Here’s what I’d be doing if I was GM right now: Murphy, Byrd and Cruz in the outfield every day. We know what Cat can do, we don’t care about Wilkerson, but we need to see these three guys. In the infield, we’re wasting time with Vazquez and Hairston, because we think Blalock will be back. Okay, but don’t read anything into them, they should both be free agents in the offseason, because they are easily replaceable parts. I’d like to see Salty catch every day, but I’d also like to see Laird every day, and that’s going to be the toughest decision of the winter. My guess is Laird is done here, sad to say. He hasn’t shown much improvement with the bat, if any, and I think the clock is ticking. He’s done well at bunting for a hit (not necessarily a great skill to have), and pretty good defensively, but not enough to offset the bat that Salty brings. I think we should get Salty in catching, put Wilkerson at first (just for the heck of it), and deal Laird in the winter at unfortunately a low point. Not all his fault, the organization dicked him around a lot, and didn’t give him the chances he needed a few years ago.

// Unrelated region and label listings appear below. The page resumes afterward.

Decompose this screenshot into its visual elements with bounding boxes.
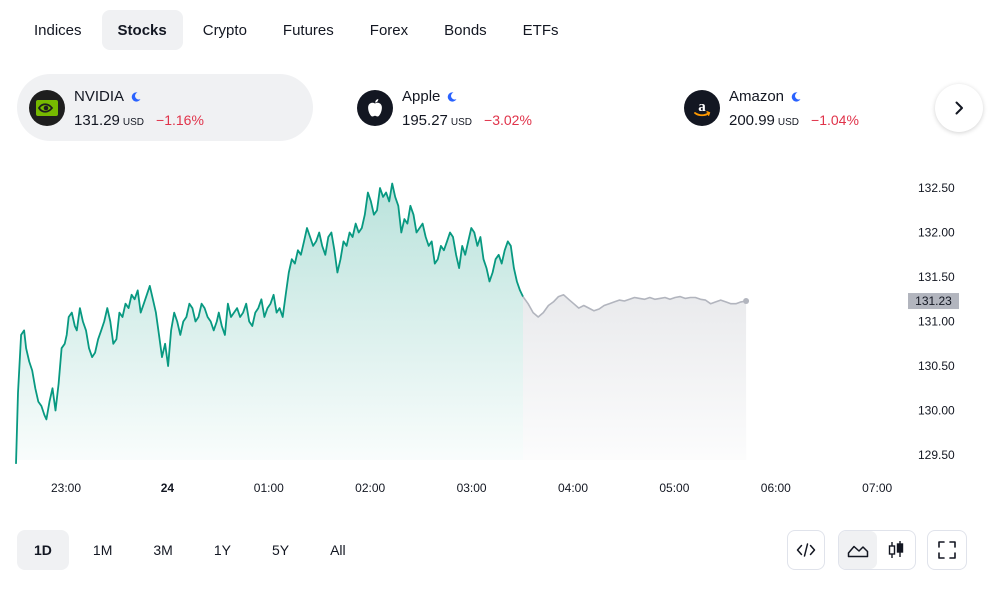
x-tick-label: 02:00 [355, 481, 385, 495]
range-all[interactable]: All [330, 542, 346, 558]
symbol-name: Apple [402, 88, 441, 105]
tab-crypto[interactable]: Crypto [202, 21, 247, 39]
candlestick-icon [888, 541, 904, 558]
x-tick-label: 06:00 [761, 481, 791, 495]
area-chart-button[interactable] [839, 531, 877, 569]
y-tick-label: 131.50 [918, 270, 955, 284]
current-price-label: 131.23 [915, 294, 952, 308]
y-tick-label: 130.00 [918, 404, 955, 418]
x-tick-label: 23:00 [51, 481, 81, 495]
tab-bonds[interactable]: Bonds [444, 21, 487, 39]
tab-stocks[interactable]: Stocks [101, 10, 183, 50]
range-selector: 1D 1M 3M 1Y 5Y All [17, 530, 370, 570]
apple-logo-icon [357, 89, 393, 126]
symbol-currency: USD [777, 116, 800, 128]
y-tick-label: 131.00 [918, 315, 955, 329]
range-1m[interactable]: 1M [92, 542, 113, 558]
candlestick-chart-button[interactable] [877, 531, 915, 569]
amazon-logo-icon: a [684, 89, 720, 126]
regular-session-line [15, 182, 524, 464]
extended-session-line [522, 294, 747, 318]
range-1y[interactable]: 1Y [213, 542, 231, 558]
embed-button[interactable] [787, 530, 825, 570]
symbol-change: −1.16% [156, 111, 204, 128]
nvidia-logo-icon [29, 89, 65, 126]
svg-text:a: a [698, 99, 706, 115]
symbol-currency: USD [450, 116, 473, 128]
tab-etfs[interactable]: ETFs [522, 21, 559, 39]
symbol-change: −1.04% [811, 111, 859, 128]
regular-session-area [16, 183, 523, 464]
current-price-badge [908, 293, 959, 310]
moon-icon [131, 91, 141, 102]
symbol-card-nvidia[interactable]: NVIDIA 131.29 USD −1.16% [17, 74, 313, 141]
y-tick-label: 130.50 [918, 359, 955, 373]
symbol-name: Amazon [729, 88, 785, 105]
area-chart-icon [847, 545, 869, 558]
extended-session-area [523, 294, 747, 460]
chevron-right-icon [955, 101, 963, 115]
tab-forex[interactable]: Forex [369, 21, 409, 39]
symbol-price: 131.29 [74, 111, 120, 129]
x-tick-label: 05:00 [659, 481, 689, 495]
symbol-price: 195.27 [402, 111, 448, 129]
symbol-currency: USD [122, 116, 145, 128]
symbol-card-amazon[interactable]: a Amazon 200.99 USD −1.04% [672, 74, 912, 141]
moon-icon [791, 91, 801, 102]
market-tabs: Indices Stocks Crypto Futures Forex Bond… [18, 10, 579, 50]
range-3m[interactable]: 3M [153, 542, 173, 558]
last-price-dot [743, 298, 750, 305]
y-tick-label: 132.00 [918, 226, 955, 240]
symbol-name: NVIDIA [74, 88, 125, 105]
fullscreen-icon [938, 541, 956, 559]
x-tick-label: 07:00 [862, 481, 892, 495]
symbol-card-apple[interactable]: Apple 195.27 USD −3.02% [345, 74, 585, 141]
y-tick-label: 129.50 [918, 448, 955, 462]
tab-indices[interactable]: Indices [34, 21, 82, 39]
x-tick-label: 03:00 [457, 481, 487, 495]
x-tick-label: 24 [161, 481, 175, 495]
symbol-price: 200.99 [729, 111, 775, 129]
moon-icon [448, 91, 457, 102]
code-icon [796, 543, 816, 557]
y-tick-label: 132.50 [918, 181, 955, 195]
x-tick-label: 01:00 [254, 481, 284, 495]
chart-type-toggle [838, 530, 916, 570]
symbol-cards: NVIDIA 131.29 USD −1.16% Apple 195.27 [17, 74, 977, 142]
tab-futures[interactable]: Futures [282, 21, 334, 39]
fullscreen-button[interactable] [927, 530, 967, 570]
x-tick-label: 04:00 [558, 481, 588, 495]
range-1d[interactable]: 1D [17, 530, 69, 570]
price-chart[interactable]: 132.50 132.00 131.50 131.00 130.50 130.00 129.… [0, 150, 990, 510]
next-symbols-button[interactable] [935, 84, 983, 132]
range-5y[interactable]: 5Y [271, 542, 290, 558]
symbol-change: −3.02% [484, 111, 532, 128]
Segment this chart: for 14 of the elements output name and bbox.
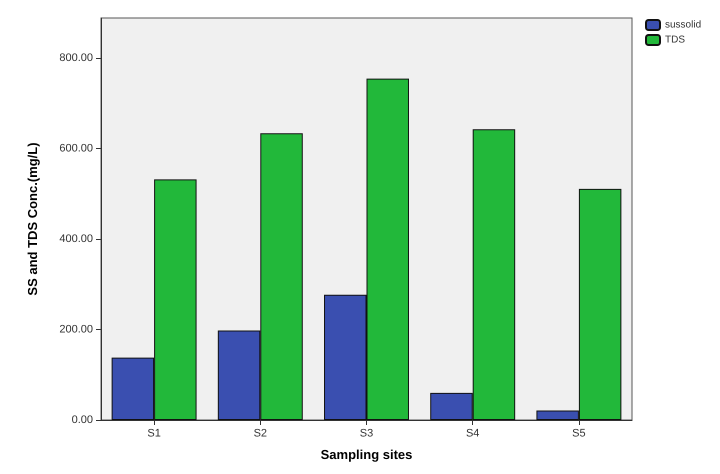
x-tick-label: S2 (254, 428, 268, 440)
y-axis-title: SS and TDS Conc.(mg/L) (25, 142, 40, 296)
x-tick-label: S1 (147, 428, 161, 440)
y-tick-label: 0.00 (72, 414, 93, 426)
x-tick-label: S3 (360, 428, 374, 440)
y-tick-label: 800.00 (59, 52, 93, 64)
x-tick-label: S4 (466, 428, 480, 440)
legend-label: TDS (665, 34, 686, 46)
y-tick-label: 200.00 (59, 324, 93, 336)
y-tick-label: 400.00 (59, 233, 93, 246)
x-tick-label: S5 (572, 428, 586, 440)
x-axis-title: Sampling sites (320, 447, 412, 462)
y-tick-label: 600.00 (59, 142, 93, 155)
legend-label: sussolid (665, 20, 702, 30)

But they’ve done that to a lot of people.

On the pitching front, I think we’re set with the rotation, unfortunately. They didn’t do anything this year, why should they next? I said a few weeks ago we are loaded down with third and fourth starters, and don’t have anyone to drag us along with them. The bullpen is really a mess right now, after CJ and Jack what do you have? A bunch of parts that hopefully slot together in the right way at the right time. I read a study a little while ago, I’ll have to find it again, that said the Rangers bullpen was over-rated last year, because they weren’t in high-leverage situations. That’s definitely true again this year. Frankie and Aki are probably going to be in the mix, but there’s a lot of question marks there. Of course, they end up bringing up Bill White, the reason for which I’m not clear, it’s either because he’s been around a long time and they felt he should have a go, or because someone lost a bet.  Seriously, why?  There is nothing in his stats to say he belongs, having spent several years at AA with pretty mixed results.  My only guess is that they felt they should do something, and he was the guy who was expendable, so by putting him on the 40 man roster they weren’t risking losing someone they didn’t want to lose.  Hey, good luck to the guy.  He’ll certainly remind you of that old saying:  If at first you don’t succeed, may as well give up, it probably wasn’t worth doing anyway.  Uhh, something like that.

Speaking of CJ (I was!), Sunday night reiterated what I’d said a few days ago about him. The Rangers should go with dual closers, him and Benoit. Jack would get all the “easy” saves, and CJ should be used for the one run leads. Not because Jack is any less of a pitcher, he’s just a lot more steady. CJ has given me (let alone Ron Washington) half a dozen heart attacks in the last week, and I’ve only watched half the games. If the game is tight, he’s the man you want in there, but if not, give it to Jack and save me from tearing my hair out.

I have so many different studies I’m working on now it’s crazy trying to keep track of them all. I need to keep a list of everything that pops into my head, and prioritize on the immediate vs the interesting. Of course, there’s also the impending end of the season, I have a few things I want to look at but I should probably wait a few weeks and get a complete dataset. And then there’s stuff I think about so long that someone else comes along and gets it done for me, like the comparison of release points among ballparks. This guy has a new blog, and did the study I’d been thinking of, and even stepped through the same ideas I had. It’s nice know that my thinking is being matched by others, that tells me I’m on the right track for what I’m doing. If I was getting radically different results, I’d be worried, but I think the fact that we’re validating each other as we go tells me that the Cambrian explosion as Dan Fox put it may be happening. Fun times to be looking at this stuff.